Eliya Delmédigo et son Examen de la religion
la recherche de l’essence du judaïsme
Le testament du judaïsme espagnol
(Conférence mensuelle à la synagogue Copernic le 5 février 2013 à 19 heures)
Né à Candie, en Crète en 1460 et mort dan ce même lieu en 1493, un an après la signature de ce fatidique décret d’expsulion qui met un terme brutal à l’épanouissement d’un judaïsme espagnol florissant, Delmédigo (dont le nom a dû être Delmedico puisqu’l était médecin), a écrit ce très beau petit traité L’examen de la religion en hébreu Behinat ha-Dat.
L’auteur de ces lignes en a donné une traduction intégrale de l’hébreu avec une introduction historico-critique, publiées aux éditions du Cerf en 1993.
Ce penseur qui ne vécut que 33 ans consacra toute son existence à la philosophie, notamment celle d’Averroès à la lumière de laquelle il interpréta le Guide des égarés de Maïmonide.
L’intention primordiale de l’auteur est fournir à la spéculation philosophique une légitimité qui lui fut contestée à la fois lors des controverses autour des écrits de Maimonide et de l’enseignement des matières scientifiques et au moment de l’irruption des idées kabbalistiques. Comme Eliya Delmédigo fut aussi le maître d’hébreu de Jean Comte Pic de la Mirandole (lequel tenait les systèmes kabbalistiques en très haute estime car ils étayaient, selon lui, la véracité du message chrétien), il fut très introduit dans des cercles chrétiens ; le cardinal Dominico Grimani lui permet d’éditer ses propres traités sur l’intellect aux côtés d’œuvres de Jean de Jandun (ob. En 1328).

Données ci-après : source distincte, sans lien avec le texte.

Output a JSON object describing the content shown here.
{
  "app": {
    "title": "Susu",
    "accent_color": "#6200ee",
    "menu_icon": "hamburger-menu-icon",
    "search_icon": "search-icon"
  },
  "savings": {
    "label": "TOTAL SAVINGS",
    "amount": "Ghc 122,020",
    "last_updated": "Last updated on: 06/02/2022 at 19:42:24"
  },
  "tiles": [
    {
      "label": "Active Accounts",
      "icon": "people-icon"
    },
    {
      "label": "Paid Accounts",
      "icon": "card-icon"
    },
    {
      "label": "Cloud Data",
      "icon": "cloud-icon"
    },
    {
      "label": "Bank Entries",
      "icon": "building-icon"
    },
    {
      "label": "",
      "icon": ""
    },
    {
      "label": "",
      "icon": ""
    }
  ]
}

Delémdigo commence les premières lignes de son traité de manière significative : la perte de la souveraineté juive sur sa terre, l’exil et la dispersion ont privé les juifs de son temps des joyaux de la sagesse dont il s avaient été les dépositaires. C’est la fameuse thèse légende du vol des sciences par les peuples au détriment des anciens Hébreux et des juifs. Les aléas du destin politique d’Israël ont grevé son avenir et stoppé l’évolution de la spéculation philosophique en son sein. Détail hautement révélateur : Delmédigo allègue que de tous les propos de nos Anciens seules les littérature talmudique et midrashique sont parvenues jusqu’à nous. Ce qui veut dire : pas tout le reste. Donc pas les textes philosophiques. Delmédigo poursuit : j’ai cherché dans ces livres du talmud et du midrash les principes fondamentaux de notre mais je ne les y ai point trouvés.
D’où la rédaction de son livre.
On peut diviser ce petit traité en trois parties :
a) légitimation de la spéculation philosophique et de l’exégèse allégorique : Tora et philosophie disent la même chose mais la première tient un discours compréhensible par les masses tandis que la seconde se préoccupe surtout de démonstration et de raisonnement.
b) Delmédigo achève son traité en 1460 en Crète après avoir longtemps séjourné en Italie, notamment à Padoue à l’université de laquelle il donna des conférences sur la théorie de l’intellect selon Averroès. Il traduisit aussi pour Pic le traité d’Averroès sur la philosophie et la religion. A cette époque il y avait de violentes controverses judéo-chrétiennes. D’où une critique dévastatrice des dogmes chrétiens par Delmédigo : trinité, incarnation et transsubstantiation.. Donc polémique anti- chrétienne.
c) Polémique anti-kabbalistique. C’est la première critique manifeste de la kabbale, jadis très en vogue aussi bien en Italie qua dans le reste de l’Europe. Cela coûtera cher à Delmédigo puisque son Examen de la religion attendra au purgatoire 137 ans, près d’un siècle et demi, avant de connaître les honneurs de l’impression.
Quelques thèmes plus détaillés :
Légitimation de l’interprétation allégorique et de l’approche philosophique des Ecritures
Les miracles sont-ils nécessaires ? Pas de preuve par le miracle.
Concordance de vues entre la Tora et la sagesse. : validation diu postulat posé par Maimonide et par Averroès.
Reprise des catégories de pensée d’Averroès (al ahkam al-khamsa) : une action peut être bonne, mauvaise, préférable, recommandable, indifférente (sans conséquence positive ni négative).
La méthode démonstrative est obligatoire pour le sage (le philosophe) mais pas pour la masse.
Le sage ne doit pas révéler les secrets de la Tora aux masses.
Résurrection des morts et venue du Messie : faut-il y croire au sens littéral ?
Conclusion :
Après plusieurs siècles d’oubli immérité, Delmédigo fut redécouvert par la première génération de maskilim post mendelssohnienne.